The authors conclude: “To pass a reconciliation bill without including a permanent and fully refundable Child Tax Credit would be morally indefensible.”

The effort was organized by the Rev. Jim Wallis and Georgetown University’s Center on Faith and Justice. Among its signers are the Rev. Walter Kim, head of the National Association of Evangelicals; the Most Rev. Michael B. Curry, presiding bishop of the Episcopal Church; the Rev. Eugene Cho, president of Bread for the World; and the Rev. Amy Reumann, director of advocacy for the Evangelical Lutheran Church in America.

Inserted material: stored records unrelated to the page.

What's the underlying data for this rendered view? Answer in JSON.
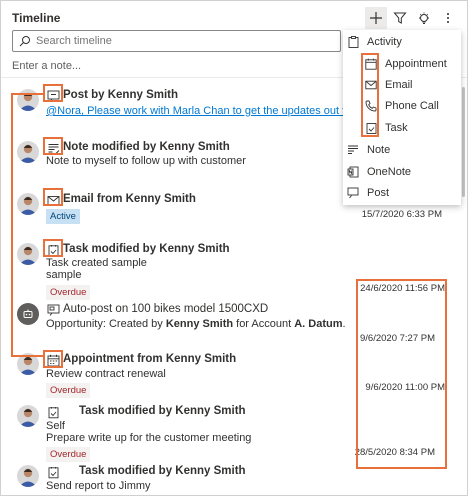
{
  "header": {
    "title": "Timeline"
  },
  "search": {
    "placeholder": "Search timeline"
  },
  "note": {
    "placeholder": "Enter a note..."
  },
  "menu": {
    "items": [
      {
        "label": "Activity",
        "icon": "clipboard-icon"
      },
      {
        "label": "Appointment",
        "icon": "calendar-icon"
      },
      {
        "label": "Email",
        "icon": "mail-icon"
      },
      {
        "label": "Phone Call",
        "icon": "phone-icon"
      },
      {
        "label": "Task",
        "icon": "task-icon"
      },
      {
        "label": "Note",
        "icon": "note-icon"
      },
      {
        "label": "OneNote",
        "icon": "onenote-icon"
      },
      {
        "label": "Post",
        "icon": "post-icon"
      }
    ]
  },
  "entries": [
    {
      "title": "Post by Kenny Smith",
      "link": "@Nora, Please work with Marla Chan to get the updates out today."
    },
    {
      "title": "Note modified by Kenny Smith",
      "lines": [
        "Note to myself to follow up with customer"
      ]
    },
    {
      "title": "Email from Kenny Smith",
      "badge": "Active",
      "timestamp": "15/7/2020 6:33 PM"
    },
    {
      "title": "Task modified by Kenny Smith",
      "lines": [
        "Task created sample",
        "sample"
      ],
      "badge": "Overdue",
      "timestamp": "24/6/2020 11:56 PM"
    },
    {
      "title": "Auto-post on 100 bikes model 1500CXD",
      "line_prefix": "Opportunity: Created by ",
      "line_bold1": "Kenny Smith",
      "line_mid": " for Account ",
      "line_bold2": "A. Datum",
      "line_suffix": ".",
      "timestamp": "9/6/2020 7:27 PM"
    },
    {
      "title": "Appointment from Kenny Smith",
      "lines": [
        "Review contract renewal"
      ],
      "badge": "Overdue",
      "timestamp": "9/6/2020 11:00 PM"
    },
    {
      "title": "Task modified by Kenny Smith",
      "lines": [
        "Self",
        "Prepare write up for the customer meeting"
      ],
      "badge": "Overdue",
      "timestamp": "28/5/2020 8:34 PM"
    },
    {
      "title": "Task modified by Kenny Smith",
      "lines": [
        "Send report to Jimmy"
      ]
    }
  ]
}
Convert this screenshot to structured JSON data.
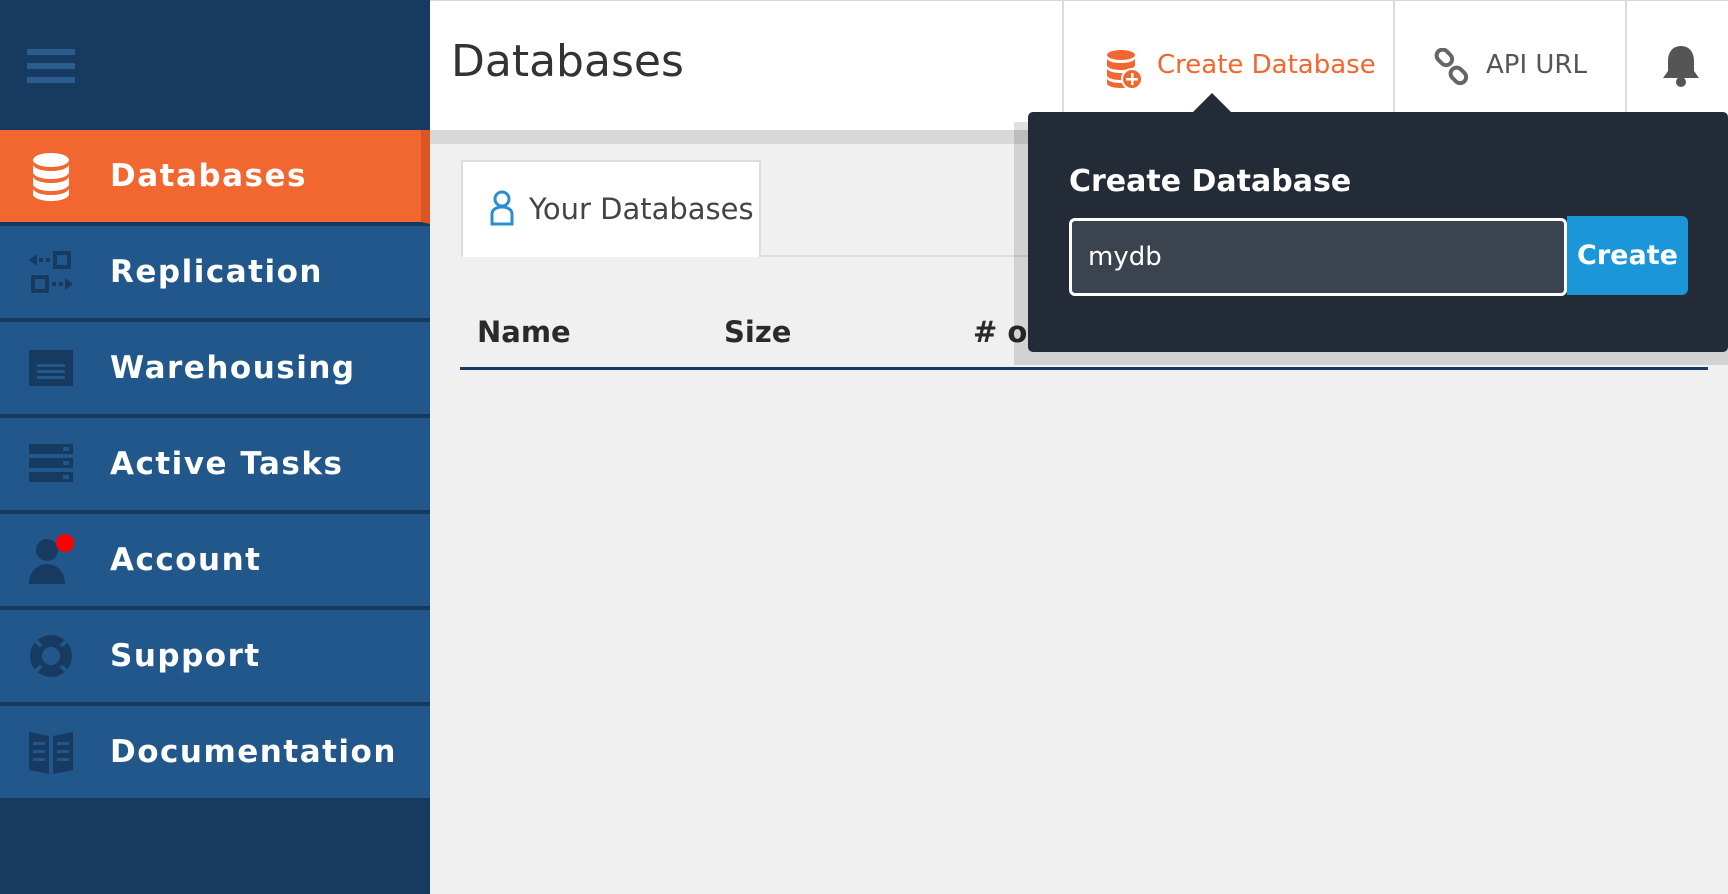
{
  "header": {
    "page_title": "Databases",
    "create_database_label": "Create Database",
    "api_url_label": "API URL"
  },
  "sidebar": {
    "items": [
      {
        "label": "Databases",
        "icon": "database-icon",
        "active": true
      },
      {
        "label": "Replication",
        "icon": "replication-icon"
      },
      {
        "label": "Warehousing",
        "icon": "warehouse-icon"
      },
      {
        "label": "Active Tasks",
        "icon": "tasks-icon"
      },
      {
        "label": "Account",
        "icon": "account-icon",
        "has_notification_dot": true
      },
      {
        "label": "Support",
        "icon": "lifebuoy-icon"
      },
      {
        "label": "Documentation",
        "icon": "book-icon"
      }
    ]
  },
  "main": {
    "tabs": [
      {
        "label": "Your Databases",
        "icon": "user-icon"
      }
    ],
    "table": {
      "columns": [
        "Name",
        "Size",
        "# of"
      ]
    }
  },
  "popover": {
    "title": "Create Database",
    "input_value": "mydb",
    "button_label": "Create"
  },
  "colors": {
    "sidebar_bg": "#173a61",
    "nav_item_bg": "#21578a",
    "active_accent": "#f26630",
    "popover_bg": "#222b36",
    "primary_button": "#1a96d9"
  }
}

The Rev. Barbara Williams-Skinner, co-chair of the National African American Clergy Network, also signed the letter, as did Mary Novak, head of the Catholic social justice lobby Network, and John Carr, founder of Georgetown’s Initiative on Catholic Social Thought and Public Life.

The child tax credit, which offers financial assistance to parents, was expanded last year in the White House’s pandemic relief legislation, allowing most U.S. families monthly payments of up to $300 per child. The expanded credit, previous versions of which have long been supported by lawmakers of both parties, was regarded as a “remarkable success at reducing child poverty,” the Christian leaders’ letter said.

But lawmakers allowed the expansion to expire in December when efforts to pass the sweeping Build Back Better Act, President Joe Biden’s broad-based environmental and social spending agenda, fell apart. Sen. Joe Manchin, a West Virginia Democrat, said he would join Republican senators’ opposition to the tax credit provision unless it included a work requirement for families whose income is below the minimum to incur federal income tax.

Sen. Joe Manchin, D-W.Va., speaks to reporters at the U.S. Capitol in Washington, Sept. 30, 2021. (AP Photo/J. Scott Applewhite)

Sen. Joe Manchin, D-W.Va., speaks to reporters at the U.S. Capitol in Washington, Sept. 30, 2021. (AP Photo/J. Scott Applewhite)

The work requirement drew widespread criticism from religious groups. “Work is critically important to human dignity but having a particular level of earned family income should not be a prerequisite to accessing support for their children,” Galen Carey, vice president of government relations for the National Association of Evangelicals, told RNS at the time.

According to researchers at Columbia University, child poverty increased 41% a month after the credit expired. In their new letter, the Christian leaders advocate making the the current $2,000 credit refundable, which would allow families to receive the payment without having to provide proof of income or owe federal income tax. Doing so, they argue, would reduce child poverty by 20%.